EY: At the Newport Beach [California] Jazz Festival, I got a chance to kick it off by opening for Mindi Abair. She’s a saxophonist who’s played with everybody from Aerosmith to John Tesh, and she did a set with Booker T. I got to rehearse with them for six hours, and that was a blast. I performed with her and sang a few of my tunes. The amount of history that accompanies these artists is truly humbling.
RM: You’re heading more in a jazz direction?
EY: I’ve been hanging around with more of the jazz cats because John Edman, my tour manager, also manages jazz musicians. I just did a cover of Al Green’s “Take Me to the River” for trumpeter Rick Braun, and I did Skylark’s “Wildflower” with Euge Groove, who’s toured with Rod Stewart.
RM: What projects are in front of you now?
EY: Besides shows, barricading myself in the studio. I am working to have ready by the end of the year an album for the Japanese Avex label. It’ll be released over there, and I hope it’ll get to the States.
RM: “Night for Niger” is a fundraiser for relief efforts in Niger. And you’ve visited Africa through the “Idol Gives Back” program.

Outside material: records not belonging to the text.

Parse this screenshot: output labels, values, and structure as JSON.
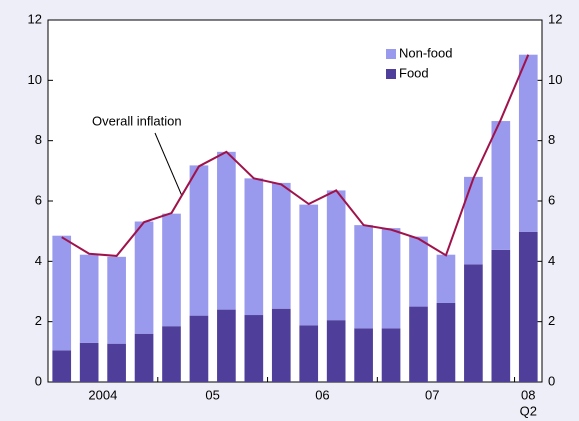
{
  "chart_data": {
    "type": "stacked-bar-line",
    "categories": [
      "2004",
      null,
      null,
      null,
      "05",
      null,
      null,
      null,
      "06",
      null,
      null,
      null,
      "07",
      null,
      null,
      null,
      null,
      "08"
    ],
    "x_sublabel": "Q2",
    "series": [
      {
        "name": "Food",
        "color": "#4f3f9b",
        "values": [
          1.05,
          1.3,
          1.27,
          1.6,
          1.85,
          2.2,
          2.4,
          2.22,
          2.43,
          1.88,
          2.05,
          1.78,
          1.78,
          2.5,
          2.62,
          3.9,
          4.38,
          4.98
        ]
      },
      {
        "name": "Non-food",
        "color": "#9999ee",
        "values": [
          3.8,
          2.92,
          2.88,
          3.72,
          3.73,
          4.98,
          5.23,
          4.53,
          4.17,
          4.0,
          4.3,
          3.42,
          3.32,
          2.32,
          1.6,
          2.9,
          4.27,
          5.87
        ]
      }
    ],
    "line": {
      "name": "Overall inflation",
      "color": "#a0134a",
      "values": [
        4.8,
        4.25,
        4.18,
        5.3,
        5.6,
        7.15,
        7.63,
        6.75,
        6.55,
        5.9,
        6.35,
        5.2,
        5.05,
        4.75,
        4.2,
        6.75,
        8.7,
        10.85
      ]
    },
    "ylim": [
      0,
      12
    ],
    "yticks": [
      0,
      2,
      4,
      6,
      8,
      10,
      12
    ],
    "y2lim": [
      0,
      12
    ],
    "y2ticks": [
      0,
      2,
      4,
      6,
      8,
      10,
      12
    ]
  }
}
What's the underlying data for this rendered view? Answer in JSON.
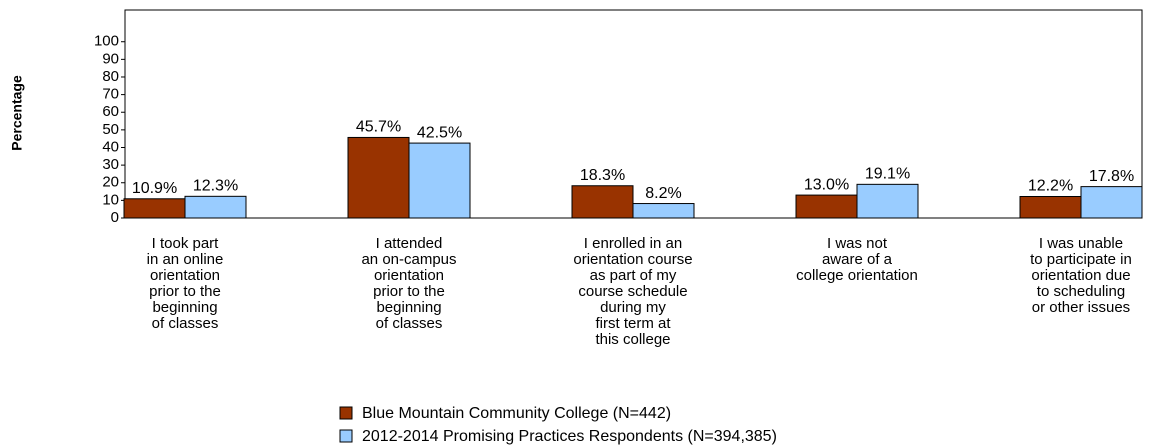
{
  "chart_data": {
    "type": "bar",
    "y_label": "Percentage",
    "categories": [
      [
        "I took part",
        "in an online",
        "orientation",
        "prior to the",
        "beginning",
        "of classes"
      ],
      [
        "I attended",
        "an on-campus",
        "orientation",
        "prior to the",
        "beginning",
        "of classes"
      ],
      [
        "I enrolled in an",
        "orientation course",
        "as part of my",
        "course schedule",
        "during my",
        "first term at",
        "this college"
      ],
      [
        "I was not",
        "aware of a",
        "college orientation"
      ],
      [
        "I was unable",
        "to participate in",
        "orientation due",
        "to scheduling",
        "or other issues"
      ]
    ],
    "series": [
      {
        "name": "Blue Mountain Community College (N=442)",
        "color": "#993300",
        "values": [
          10.9,
          45.7,
          18.3,
          13.0,
          12.2
        ],
        "value_labels": [
          "10.9%",
          "45.7%",
          "18.3%",
          "13.0%",
          "12.2%"
        ]
      },
      {
        "name": "2012-2014 Promising Practices Respondents (N=394,385)",
        "color": "#99ccff",
        "values": [
          12.3,
          42.5,
          8.2,
          19.1,
          17.8
        ],
        "value_labels": [
          "12.3%",
          "42.5%",
          "8.2%",
          "19.1%",
          "17.8%"
        ]
      }
    ],
    "ylim": [
      0,
      118
    ],
    "yticks": [
      0,
      10,
      20,
      30,
      40,
      50,
      60,
      70,
      80,
      90,
      100
    ]
  }
}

EY: That was my introduction to the continent of Africa — I first went over [in 2010] with [fellow Idol alum] Fantasia, and then in a trip sponsored by ExxonMobil, which funds Malaria No More. We delivered bed nets in tiny villages all over Rwanda. And it’s life-changing. As much despair as there is there, it’s circumstantial — they don’t know another way of living. And they go on, and you come back with survivor’s guilt. In Angola, I met Sister Dominguez, who was working with children orphaned by the civil war, and in Luanda, Angola’s capital, she showed me this school with stairs that led nowhere. They needed $100,000 to finish the building, and I got ExxonMobil to give that. In 2011, United Airlines flew us to Ghana, to inaugurate their direct service, and carried over for us a ton of malaria bed nets, much-needed in rural eastern Ghana.
RM: What’s been the biggest lesson pertaining to a life in music after Idol?
EY: Learning to accept the ebb and flow. You don’t know what’ll hit with people, and you have absolutely no control over that. To be honest and totally boring, I was so green [in Idol], I didn’t know what I was getting myself into. It was all about the goal of making a career out of doing something I love and I’m passionate about. And the show gave me that opportunity, and continues to do so.